Imagine if you were learning to play chess but you could never play against anyone but yourself. One cannot expect to become a great chess player without being able to watch masters play the game. After they leave school many software developers are left in this situation. It is not so easy for others to watch and learn from knowledge workers doing work on a computer because working in front of a monitor in a cube is not an inviting learning environment.
The software development community is in need of tools that open up the development process to encourage learning by team members. It is critically important to:
- get feedback from ‘masters’ about our work
- see how developers leverage good decisions and extend their position from them
- see how developers recover from bad decisions
Software developers need to be continuous learners to keep up with changes in the field. Young developers fresh out of college have decade’s worth of learning in front of them. The questions that I am interested in are:
- How do software developers learn about the systems they are hired to work on so they can be effective members of a team?
- How do software developers learn to be better programmers after they have left school?
Try, then fail, then fix
Failing at something followed by remedial work can lead to excellent gains in knowledge. However, this knowledge can be painful to acquire. Perhaps the most insidious characteristic of this type of learning is how difficult it is to impart the hard earned knowledge on others.

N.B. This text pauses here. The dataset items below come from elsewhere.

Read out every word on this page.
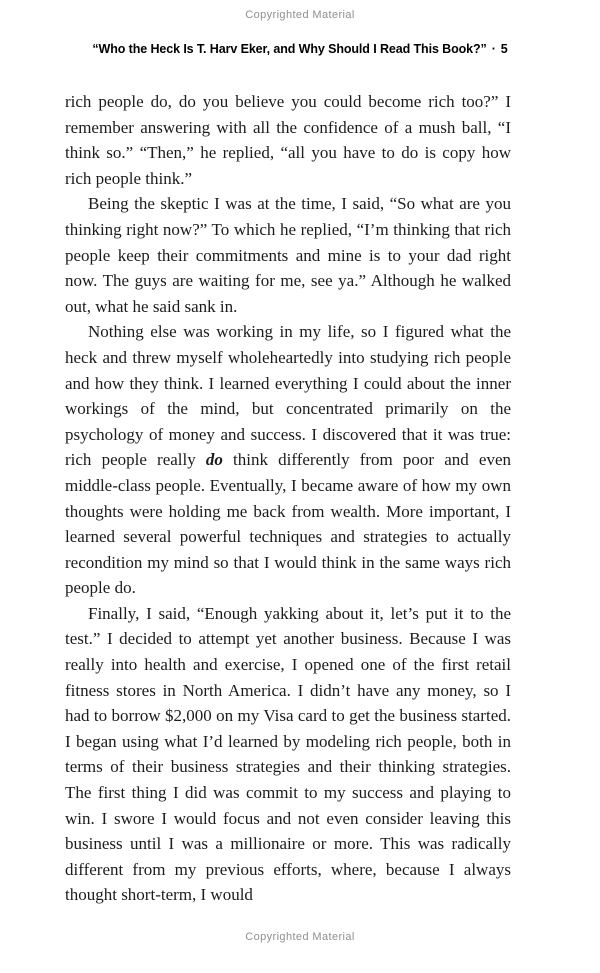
Copyrighted Material
“Who the Heck Is T. Harv Eker, and Why Should I Read This Book?” · 5

rich people do, do you believe you could become rich too?” I remember answering with all the confidence of a mush ball, “I think so.” “Then,” he replied, “all you have to do is copy how rich people think.”

Being the skeptic I was at the time, I said, “So what are you thinking right now?” To which he replied, “I’m thinking that rich people keep their commitments and mine is to your dad right now. The guys are waiting for me, see ya.” Although he walked out, what he said sank in.

Nothing else was working in my life, so I figured what the heck and threw myself wholeheartedly into studying rich people and how they think. I learned everything I could about the inner workings of the mind, but concentrated primarily on the psychology of money and success. I discovered that it was true: rich people really do think differently from poor and even middle-class people. Eventually, I became aware of how my own thoughts were holding me back from wealth. More important, I learned several powerful techniques and strategies to actually recondition my mind so that I would think in the same ways rich people do.

Finally, I said, “Enough yakking about it, let’s put it to the test.” I decided to attempt yet another business. Because I was really into health and exercise, I opened one of the first retail fitness stores in North America. I didn’t have any money, so I had to borrow $2,000 on my Visa card to get the business started. I began using what I’d learned by modeling rich people, both in terms of their business strategies and their thinking strategies. The first thing I did was commit to my success and playing to win. I swore I would focus and not even consider leaving this business until I was a millionaire or more. This was radically different from my previous efforts, where, because I always thought short-term, I would

Copyrighted Material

Only the developer who makes the mistake and fixes it learns.
Read books and blogs
Books and blog posts on the subject of software development are great tools for professional developers to learn. However, not every topic has a high quality book or blog post written about it. Invariably, each developer encounters some level of specialization where finding reading material is impossible.
Read code
One might think that reading good code is a natural way to learn to become a better programmer. This can be tricky, however, because most developers read code left to right, top to bottom, jumping occasionally to other functions and files. But, how often is code actually written this way?
When writing code it is common to touch many different parts of many different files. The order of the additions and the deletions has an impact on how a problem was solved. Existing version control systems do not record enough of this information.
Code comments could be useful for telling a story about a system but they are not always the best place to record historical information. For example, if a developer is changing the name of a variable from ‘age’ to ‘yearsExperience’, they could write a comment about why that change was needed. That comment is really only relevant to the people who knew the old name and are interested in why the old name changed. Developers who never knew the old name are not interested in that comment. So, most developers would not write down that information anywhere.
Commit logs
On check in, developers write a commit message to the version control log. These logs could help animate the changes in a group of files if developers wrote good messages. Unfortunately, they do not. It is very difficult to write a complete description of all the changes that take place from one commit to another. Remembering and describing why we make a set of changes in a commit message is almost as hard as writing the code itself.
Code reviews
Code reviews are an excellent way to learn from one's peers. Some of the best discussions I have ever had about software engineering have taken place in code reviews. There is a significant drawback to code reviews, however, the team only gets one chance to perform the review. If one is not lucky enough to be in that review they miss out on all the learning that takes place there. Ideally, a narrative about a code review would exist that all developers could consume.
Q&A sites
Question and answer websites that target developers and programming problems provide good opportunities for learning. One criticism of these opportunities is that they only happen when a developer is stuck. In other words, the sites provide only reactive opportunities to learn, not proactive ones.
There are clearly many people who are willing to help provide these reactive learning experiences. The people who answer questions have different motivations. Some genuinely want to help others learn something about software development. Some are building reputations that they hope to leverage professionally and some are supporting specific products. Regardless of why people choose to answer questions, they should have a chance to be more proactive.
Why don't we record more?
I have been working with my students on a new version control system that captures very fine-grained, textual information about coding sessions. It allows the sessions to be played back so a developer can tell a story about their code. These stories form a new type of program documentation that can be viewed by team members to learn about the systems they are working on and to learn how to become better developers.
I have had discussions with professional software developers about how our tool records every single keystroke and makes it available to be played back. Some are afraid of others being able to see all the mistakes that they make. Some have even asked if there was an option to 'turn off' the recording of data.
I try to explain that all developers make mistakes and that there is value in a lot of those mistakes. One can teach their colleagues by walking them through the misunderstandings and misconceptions they had of their system. Most of the mistakes I make are due to an incomplete understanding of the requirements, the existing system, or the algorithms being used. If I am having trouble understanding these then surely someone else might be too. Why should we all have to suffer through the same painful discovery process?
If we recorded more data about the programming process and provided stories about the reasons why things were done a certain way it would be easier for us to teach and learn from each other. Knowledge work would become a less lonely activity.